A few nights later I was reading in bed when a knock came to the door of the lantern bay.
‘May I come in?’
It was clear Ronnie had been drinking — not a common occurrence, but now manifested in a fixed, Langley-type grin. He sat on the side of my bed.
‘Big changes.’
‘Oh?’
‘You know. Me drawing a wage, Langley peeing himself, Hector gone. Big, big changes.’
‘Change can be good.’
Ronnie grinned. ‘You don’t change though. You just get more beautiful.’
I felt my eyes brim. Ronnie sat on the bedside, then bent down and we kissed.
‘That was good,’ he said.
‘Yes.’
‘D’you want to know something? D’you know when I wanted you the most?’
‘I can’t imagine.’
‘When we fought… you know, before Hector went away. I thought you were magnificent. I couldn’t work out why we hadn’t done it before, got all the bad stuff out in the open. I wanted to come up that night, break down the door and ravage you. Sorry, but it’s the truth.’
‘You’ve been drinking, Ronnie.’
He was now lying on the covers, stroking my neck.
‘Sometimes drink brings out the truth.’
I looked at him, at his warm eyes, his still somehow inviting skin. With drink, he lacked the guile of the day-to-day Ronnie, so that all was left was a quite charming if tipsy, middle-aged man.

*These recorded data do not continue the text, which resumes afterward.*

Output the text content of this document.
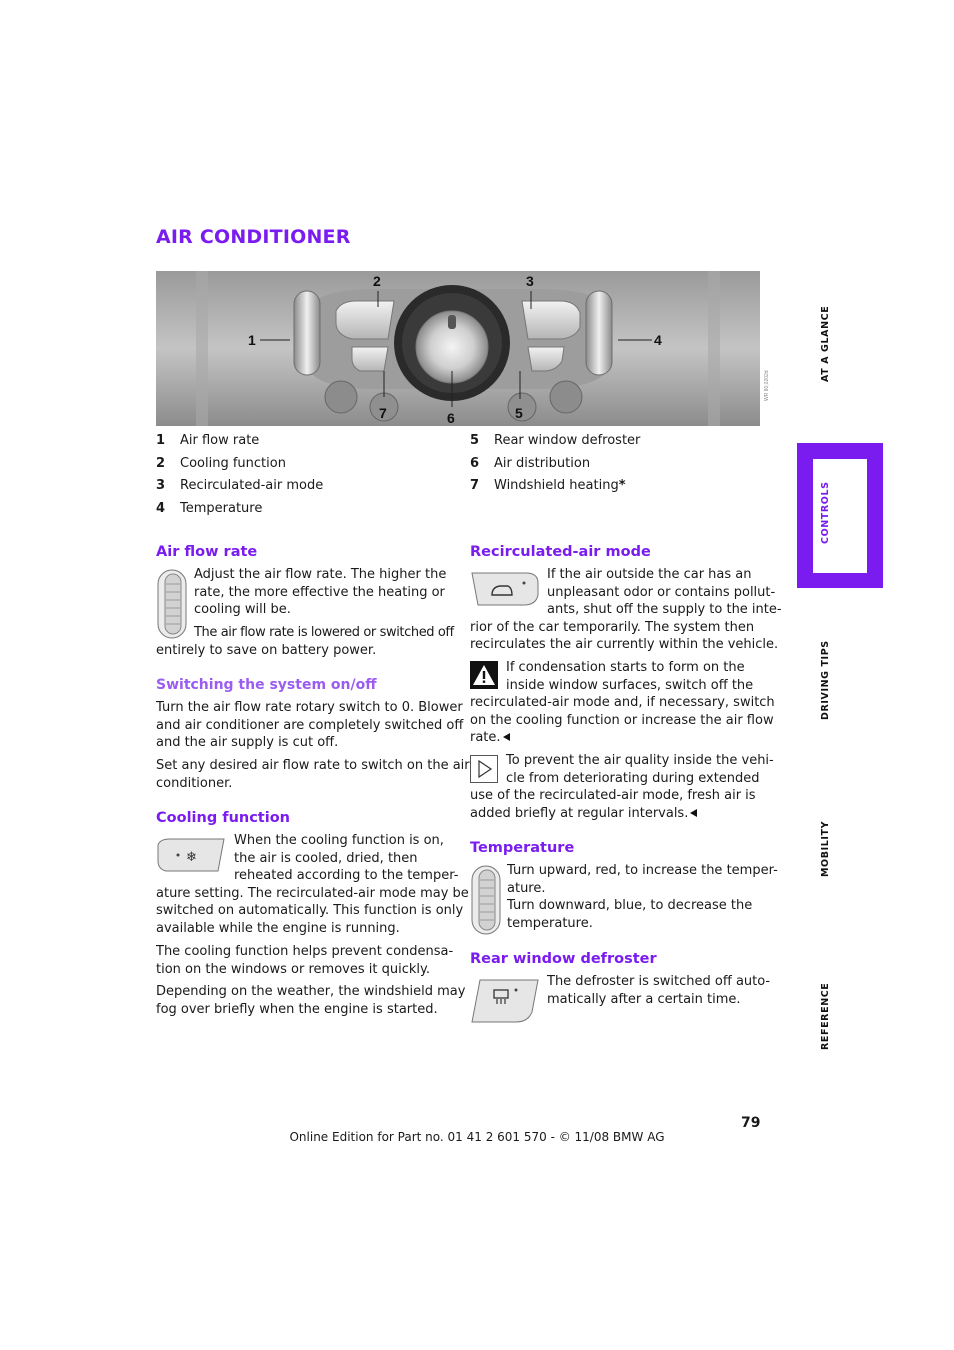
AIR CONDITIONER
1
2	3
4
5
6
7
WR 80,0202d
1	Air flow rate
2	Cooling function
3	Recirculated-air mode
4	Temperature
5	Rear window defroster
6	Air distribution
7	Windshield heating *
Air flow rate
Adjust the air flow rate. The higher the
rate, the more effective the heating or
cooling will be.
The air flow rate is lowered or switched off
entirely to save on battery power.
Switching the system on/off
Turn the air flow rate rotary switch to 0. Blower
and air conditioner are completely switched off
and the air supply is cut off.
Set any desired air flow rate to switch on the air
conditioner.
Cooling function
❄
When the cooling function is on,
the air is cooled, dried, then
reheated according to the temper-
ature setting. The recirculated-air mode may be
switched on automatically. This function is only
available while the engine is running.
The cooling function helps prevent condensa-
tion on the windows or removes it quickly.
Depending on the weather, the windshield may
fog over briefly when the engine is started.
Recirculated-air mode
If the air outside the car has an
unpleasant odor or contains pollut-
ants, shut off the supply to the inte-
rior of the car temporarily. The system then
recirculates the air currently within the vehicle.
If condensation starts to form on the
inside window surfaces, switch off the
recirculated-air mode and, if necessary, switch
on the cooling function or increase the air flow
rate.
To prevent the air quality inside the vehi-
cle from deteriorating during extended
use of the recirculated-air mode, fresh air is
added briefly at regular intervals.
Temperature
Turn upward, red, to increase the temper-
ature.
Turn downward, blue, to decrease the
temperature.
Rear window defroster
The defroster is switched off auto-
matically after a certain time.
AT A GLANCE
CONTROLS
DRIVING TIPS
MOBILITY
REFERENCE
79
Online Edition for Part no. 01 41 2 601 570 - © 11/08 BMW AG
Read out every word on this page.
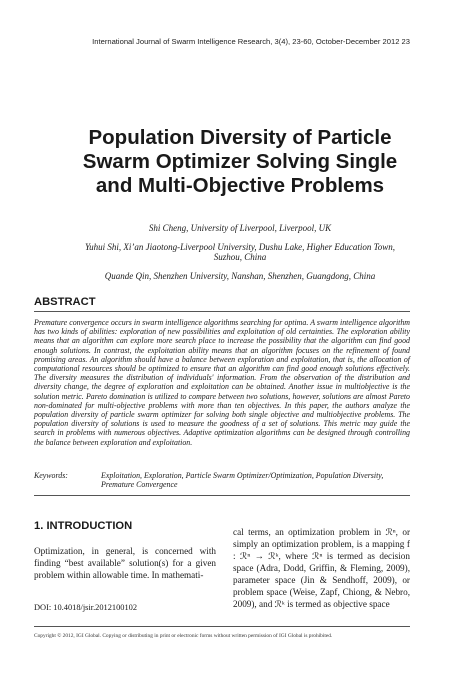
International Journal of Swarm Intelligence Research, 3(4), 23-60, October-December 2012 23
Population Diversity of Particle
Swarm Optimizer Solving Single
and Multi-Objective Problems
Shi Cheng, University of Liverpool, Liverpool, UK
Yuhui Shi, Xi’an Jiaotong-Liverpool University, Dushu Lake, Higher Education Town,
Suzhou, China
Quande Qin, Shenzhen University, Nanshan, Shenzhen, Guangdong, China
ABSTRACT
Premature convergence occurs in swarm intelligence algorithms searching for optima. A swarm intelligence algorithm has two kinds of abilities: exploration of new possibilities and exploitation of old certainties. The exploration ability means that an algorithm can explore more search place to increase the possibility that the algorithm can find good enough solutions. In contrast, the exploitation ability means that an algorithm focuses on the refinement of found promising areas. An algorithm should have a balance between exploration and exploitation, that is, the allocation of computational resources should be optimized to ensure that an algorithm can find good enough solutions effectively. The diversity measures the distribution of individuals' information. From the observation of the distribution and diversity change, the degree of exploration and exploitation can be obtained. Another issue in multiobjective is the solution metric. Pareto domination is utilized to compare between two solutions, however, solutions are almost Pareto non-dominated for multi-objective problems with more than ten objectives. In this paper, the authors analyze the population diversity of particle swarm optimizer for solving both single objective and multiobjective problems. The population diversity of solutions is used to measure the goodness of a set of solutions. This metric may guide the search in problems with numerous objectives. Adaptive optimization algorithms can be designed through controlling the balance between exploration and exploitation.
Keywords:	Exploitation, Exploration, Particle Swarm Optimizer/Optimization, Population Diversity, Premature Convergence
1. INTRODUCTION
Optimization, in general, is concerned with finding “best available” solution(s) for a given problem within allowable time. In mathemati-
cal terms, an optimization problem in ℛⁿ, or simply an optimization problem, is a mapping f : ℛⁿ → ℛᵏ, where ℛⁿ is termed as decision space (Adra, Dodd, Griffin, & Fleming, 2009), parameter space (Jin & Sendhoff, 2009), or problem space (Weise, Zapf, Chiong, & Nebro, 2009), and ℛᵏ is termed as objective space
DOI: 10.4018/jsir.2012100102
Copyright © 2012, IGI Global. Copying or distributing in print or electronic forms without written permission of IGI Global is prohibited.
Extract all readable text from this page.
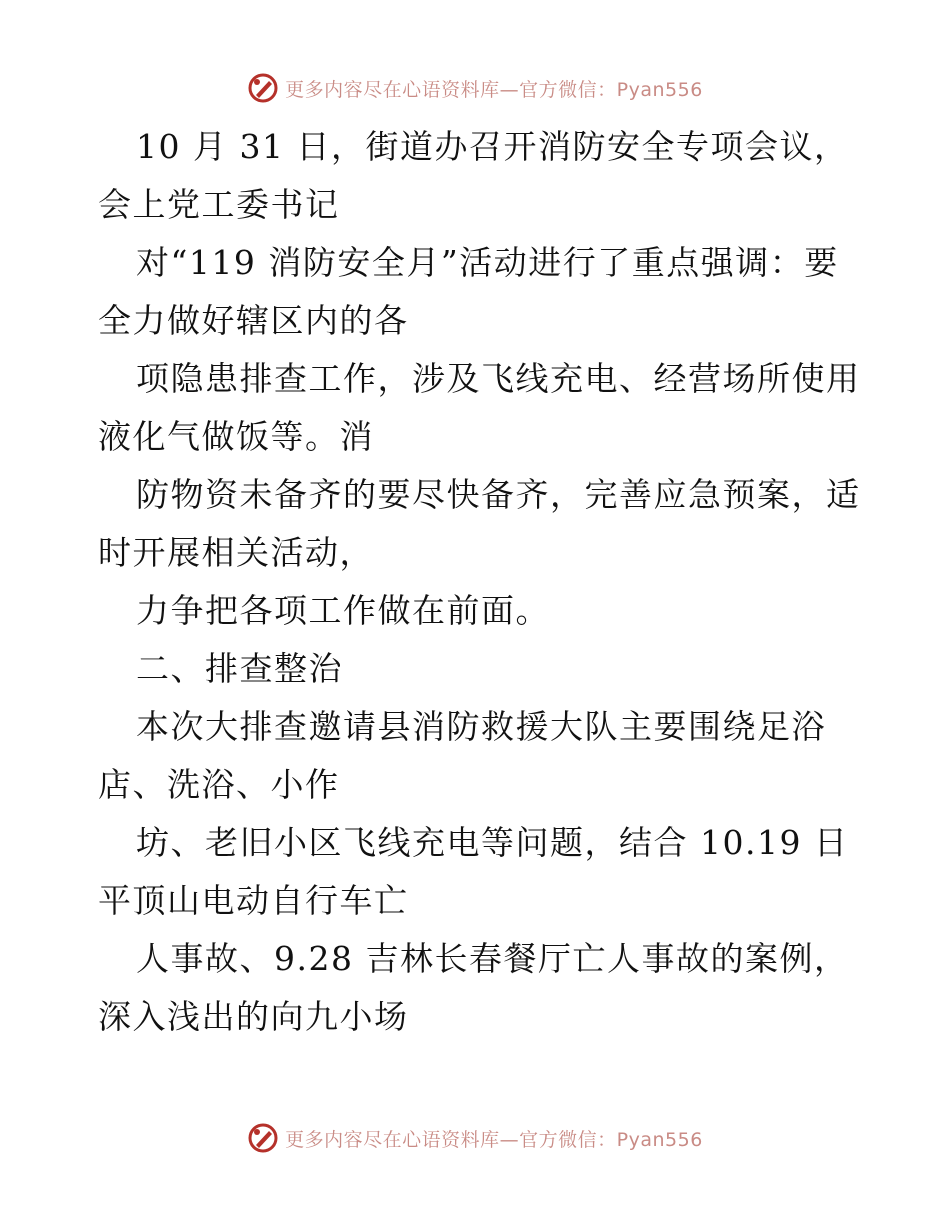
更多内容尽在心语资料库—官方微信：Pyan556
10 月 31 日，街道办召开消防安全专项会议，
会上党工委书记
对“119 消防安全月”活动进行了重点强调：要
全力做好辖区内的各
项隐患排查工作，涉及飞线充电、经营场所使用
液化气做饭等。消
防物资未备齐的要尽快备齐，完善应急预案，适
时开展相关活动，
力争把各项工作做在前面。
二、排查整治
本次大排查邀请县消防救援大队主要围绕足浴
店、洗浴、小作
坊、老旧小区飞线充电等问题，结合 10.19 日
平顶山电动自行车亡
人事故、9.28 吉林长春餐厅亡人事故的案例，
深入浅出的向九小场
更多内容尽在心语资料库—官方微信：Pyan556
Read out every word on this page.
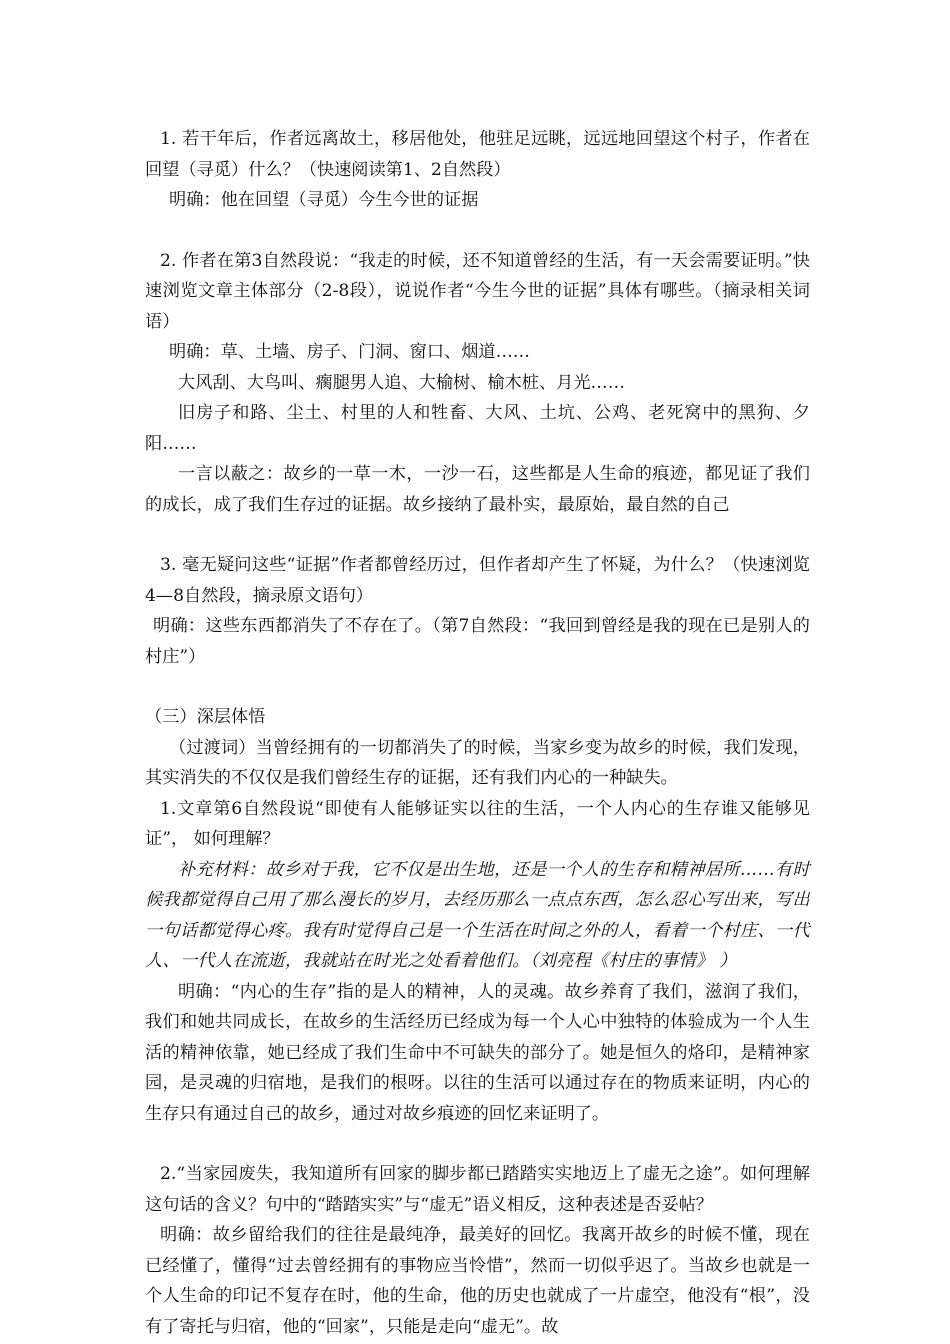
1. 若干年后，作者远离故土，移居他处，他驻足远眺，远远地回望这个村子，作者在回望（寻觅）什么？（快速阅读第1、2自然段）
明确：他在回望（寻觅）今生今世的证据
2. 作者在第3自然段说：“我走的时候，还不知道曾经的生活，有一天会需要证明。”快速浏览文章主体部分（2-8段），说说作者“今生今世的证据”具体有哪些。（摘录相关词语）
明确：草、土墙、房子、门洞、窗口、烟道……
大风刮、大鸟叫、瘸腿男人追、大榆树、榆木桩、月光……
旧房子和路、尘土、村里的人和牲畜、大风、土坑、公鸡、老死窝中的黑狗、夕阳……
一言以蔽之：故乡的一草一木，一沙一石，这些都是人生命的痕迹，都见证了我们的成长，成了我们生存过的证据。故乡接纳了最朴实，最原始，最自然的自己
3. 毫无疑问这些“证据”作者都曾经历过，但作者却产生了怀疑，为什么？（快速浏览4—8自然段，摘录原文语句）
明确：这些东西都消失了不存在了。（第7自然段：“我回到曾经是我的现在已是别人的村庄”）
（三）深层体悟
（过渡词）当曾经拥有的一切都消失了的时候，当家乡变为故乡的时候，我们发现，其实消失的不仅仅是我们曾经生存的证据，还有我们内心的一种缺失。
1.文章第6自然段说“即使有人能够证实以往的生活，一个人内心的生存谁又能够见证”， 如何理解？
补充材料：故乡对于我，它不仅是出生地，还是一个人的生存和精神居所……有时候我都觉得自己用了那么漫长的岁月，去经历那么一点点东西，怎么忍心写出来，写出一句话都觉得心疼。我有时觉得自己是一个生活在时间之外的人，看着一个村庄、一代人、一代人在流逝，我就站在时光之处看着他们。（刘亮程《村庄的事情》 ）
明确：“内心的生存”指的是人的精神，人的灵魂。故乡养育了我们，滋润了我们，我们和她共同成长，在故乡的生活经历已经成为每一个人心中独特的体验成为一个人生活的精神依靠，她已经成了我们生命中不可缺失的部分了。她是恒久的烙印，是精神家园，是灵魂的归宿地，是我们的根呀。以往的生活可以通过存在的物质来证明，内心的生存只有通过自己的故乡，通过对故乡痕迹的回忆来证明了。
2.“当家园废失，我知道所有回家的脚步都已踏踏实实地迈上了虚无之途”。如何理解这句话的含义？句中的“踏踏实实”与“虚无”语义相反，这种表述是否妥帖？
明确：故乡留给我们的往往是最纯净，最美好的回忆。我离开故乡的时候不懂，现在已经懂了，懂得“过去曾经拥有的事物应当怜惜”，然而一切似乎迟了。当故乡也就是一个人生命的印记不复存在时，他的生命，他的历史也就成了一片虚空，他没有“根”，没有了寄托与归宿，他的“回家”，只能是走向“虚无”。故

‘I don’t want to be hurt again, Ronnie.’
‘You won’t be, ever, I swear.’
‘I wish I could believe you.’
‘That’s all finished. I was a fool, I know I was, but I’ve changed. And apart from being even more beautiful, so have you, I think.’
He had a tenacity at such moments lacking in all the other aspects of his life.
‘You are beautiful,’ he murmured, baring my shoulders and kissing them. ‘So bloody lovely.’
1963
It was a time of change. Factories were built outside Monument, people acquired cars and houses began to appear on recently green fields, almost as far as the holy well on Captain Penny’s Road. When Hector stepped from the boat at Easter, it took me a moment to recognise him, six feet tall and twice as broad as I remembered. I saw girls on the wharf suck in their breaths.
‘Hector!’
He smiled and held me.
‘You’re enormous!’
‘I’m ravenous.’
‘Your old mother had reckoned as much. Let’s go home.’
We drove out Captain Penny’s Road and took the fork for Sibrille. The grass had that glistening, April newness. In some places, milk herds had just been let out after their winter’s confinement and, muddied and shed stained, bucked their way across green meadows.
‘How’s Dad?’
‘He’s at work.’
‘Is it going well?’
‘I’m not told.’
‘You said in your letter that there were some problems.’
‘There are always problems, Hector,’ I said as we breasted the last hill. We shouted together: ‘ I see the sea! ’
I liked to stand and watch him as he ate, in silence, a serious business.
‘So good! God I was starving.’ He leant back, hands clasped. ‘You’re looking well, Mum.’
‘You should go and see your grandfather.’
‘I’ll see him when we go to Mass tomorrow.’
‘He doesn’t go any more, Hector. The priest comes once a month with Communion.’
Hector made a surprised face. ‘How’s Stonely?’
‘I’ll tell you something funny, a man came to their door last week checking for dog licenses and Delaney answered it just as Stonely appeared around the side of the house. “What do you want?” Stonely asked him. “It’s all right, sir,” the man said, “your wife can look after me”.’
Hector chuckled and took from his pocket a box of cigarettes and offered me one.